Comment 6 for bug 2051965

Revision history for this message
Matthieu Baerts (matttbe) wrote : Re: QEmu with TCG acceleration (without KVM) causes kernel panics with kernels >=6.3

Hi Sergio,

Thank you for your reply!

> The next steps here would be to come up with a simple reproducer for the bug, so that I can write the SRU text. Then, I will prepare uploads for Jammy and Mantic, and you can help us by testing the packages once they are uploaded to the archive.

Thank you! Sure, I can test new packages.

> Since you were bisecting the problem, it seems to me that you have the reproducer pretty much nailed already, right? Would you be able to tell me so that I can try reproducing the bug locally as well?

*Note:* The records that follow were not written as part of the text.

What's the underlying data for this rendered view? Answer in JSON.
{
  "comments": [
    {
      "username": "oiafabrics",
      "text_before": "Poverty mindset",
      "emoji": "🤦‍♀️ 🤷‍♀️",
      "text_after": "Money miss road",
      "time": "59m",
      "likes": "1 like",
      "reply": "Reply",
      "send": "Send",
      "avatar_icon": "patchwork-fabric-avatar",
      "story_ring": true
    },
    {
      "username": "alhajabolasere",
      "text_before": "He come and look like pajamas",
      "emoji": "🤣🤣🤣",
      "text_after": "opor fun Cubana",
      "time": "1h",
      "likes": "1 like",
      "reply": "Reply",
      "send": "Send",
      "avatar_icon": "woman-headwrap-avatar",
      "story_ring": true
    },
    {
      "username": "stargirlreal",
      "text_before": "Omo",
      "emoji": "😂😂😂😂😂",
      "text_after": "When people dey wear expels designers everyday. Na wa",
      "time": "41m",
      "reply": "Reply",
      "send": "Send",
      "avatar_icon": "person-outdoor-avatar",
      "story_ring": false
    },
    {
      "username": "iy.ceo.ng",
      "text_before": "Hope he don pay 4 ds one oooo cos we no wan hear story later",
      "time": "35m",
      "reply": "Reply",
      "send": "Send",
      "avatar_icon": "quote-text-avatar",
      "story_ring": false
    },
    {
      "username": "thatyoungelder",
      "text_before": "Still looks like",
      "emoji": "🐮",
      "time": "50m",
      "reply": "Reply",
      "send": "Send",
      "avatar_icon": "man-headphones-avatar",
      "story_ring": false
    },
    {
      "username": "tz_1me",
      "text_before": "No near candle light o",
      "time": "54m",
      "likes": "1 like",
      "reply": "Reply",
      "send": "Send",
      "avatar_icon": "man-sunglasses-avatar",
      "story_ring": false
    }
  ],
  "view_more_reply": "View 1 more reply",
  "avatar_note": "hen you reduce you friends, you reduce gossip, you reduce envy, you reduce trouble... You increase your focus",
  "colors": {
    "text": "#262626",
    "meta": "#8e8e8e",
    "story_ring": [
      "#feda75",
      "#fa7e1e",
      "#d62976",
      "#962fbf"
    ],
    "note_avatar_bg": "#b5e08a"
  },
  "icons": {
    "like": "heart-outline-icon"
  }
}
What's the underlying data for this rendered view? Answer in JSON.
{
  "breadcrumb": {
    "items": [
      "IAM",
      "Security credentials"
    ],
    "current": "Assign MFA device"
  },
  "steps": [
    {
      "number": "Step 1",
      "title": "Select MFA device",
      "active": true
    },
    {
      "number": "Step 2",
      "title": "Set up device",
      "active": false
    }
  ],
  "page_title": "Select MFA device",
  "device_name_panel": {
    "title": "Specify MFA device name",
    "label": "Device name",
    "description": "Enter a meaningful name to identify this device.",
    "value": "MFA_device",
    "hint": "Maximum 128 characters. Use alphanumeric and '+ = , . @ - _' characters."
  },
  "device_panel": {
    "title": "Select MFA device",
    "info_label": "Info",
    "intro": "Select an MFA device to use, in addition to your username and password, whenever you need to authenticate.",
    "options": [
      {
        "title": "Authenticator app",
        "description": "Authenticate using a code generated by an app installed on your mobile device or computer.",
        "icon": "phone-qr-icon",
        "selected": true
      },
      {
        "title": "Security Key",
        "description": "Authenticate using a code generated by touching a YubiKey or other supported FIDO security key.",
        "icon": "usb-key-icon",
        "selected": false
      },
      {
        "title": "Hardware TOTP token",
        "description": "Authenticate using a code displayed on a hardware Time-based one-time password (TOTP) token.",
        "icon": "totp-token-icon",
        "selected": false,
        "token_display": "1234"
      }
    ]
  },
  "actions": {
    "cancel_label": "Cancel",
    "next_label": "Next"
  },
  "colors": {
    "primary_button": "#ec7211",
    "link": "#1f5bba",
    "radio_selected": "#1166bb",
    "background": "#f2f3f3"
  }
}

I have a reproducer. But that's not a "simple" one. Here is what can be done:

  # Download the Linux kernel source from kernel.org or git, at least Linux 6.3, ideally a recent one, e.g. v6.7.4
  cd [linux kernel source code]

  # modify a test to stop after what triggers the kernel panic (ping)
  sed -i '/ping tests"/a exit $ret' tools/testing/selftests/net/mptcp/mptcp_connect.sh

  # to run the ping test max 250 in the next step
  echo 'run_loop_n 250 run_selftest_one mptcp_connect.sh' > .virtme-exec-run

  # use a Docker image based on Ubuntu 23.10 including QEmu 8.0.4 with the bug + tools
  # this will build the kernel and dependences, then run 'mptcp_connect.sh' test 250 times
  # docker is used without "--privileged", so KVM will not be used (on purpose)
  docker run -v "${PWD}:${PWD}:rw" -w "${PWD}" --rm -it -e INPUT_BUILD_SKIP_PERF=1 \
    --pull always mptcp/mptcp-upstream-virtme-docker:latest \
    auto-normal

When I tested different versions of QEmu, I used the above command with 'cmd bash' instead of 'auto-normal', and run commands manually to compile QEmu and execute the tests from the VM (./.virtme/scripts/virtme.expect).

I don't have a simple C program to reproduce this concurrency bug. Is it an issue?

It is not clear how other people managed to reproduced the bug. According to the original cover letter [1], I think the bug was visible by just booting (?) Fedora rawhide with kernel-core-6.5.0-0.rc0.20230703gita901a3568fd2.8.fc39.x86_64.rpm. But on [2], it looks like the bug has been seen by LKFT team, when running kernel selftests on various kernel versions, but no more details. If needed, I guess we can contact these people.

[1] https://lore<email address hidden>/
[2] https://lore.kernel.org<email address hidden>/

> Meanwhile, I'll see about checking the commits you mentioned and start backporting them.

Thanks! Do not hesitate to look at commits from https://gitlab.com/matttbe/qemu/-/commits/lp-2051965/
But that's the first time I'm looking at QEmu code, I hope I fixed the conflicts properly.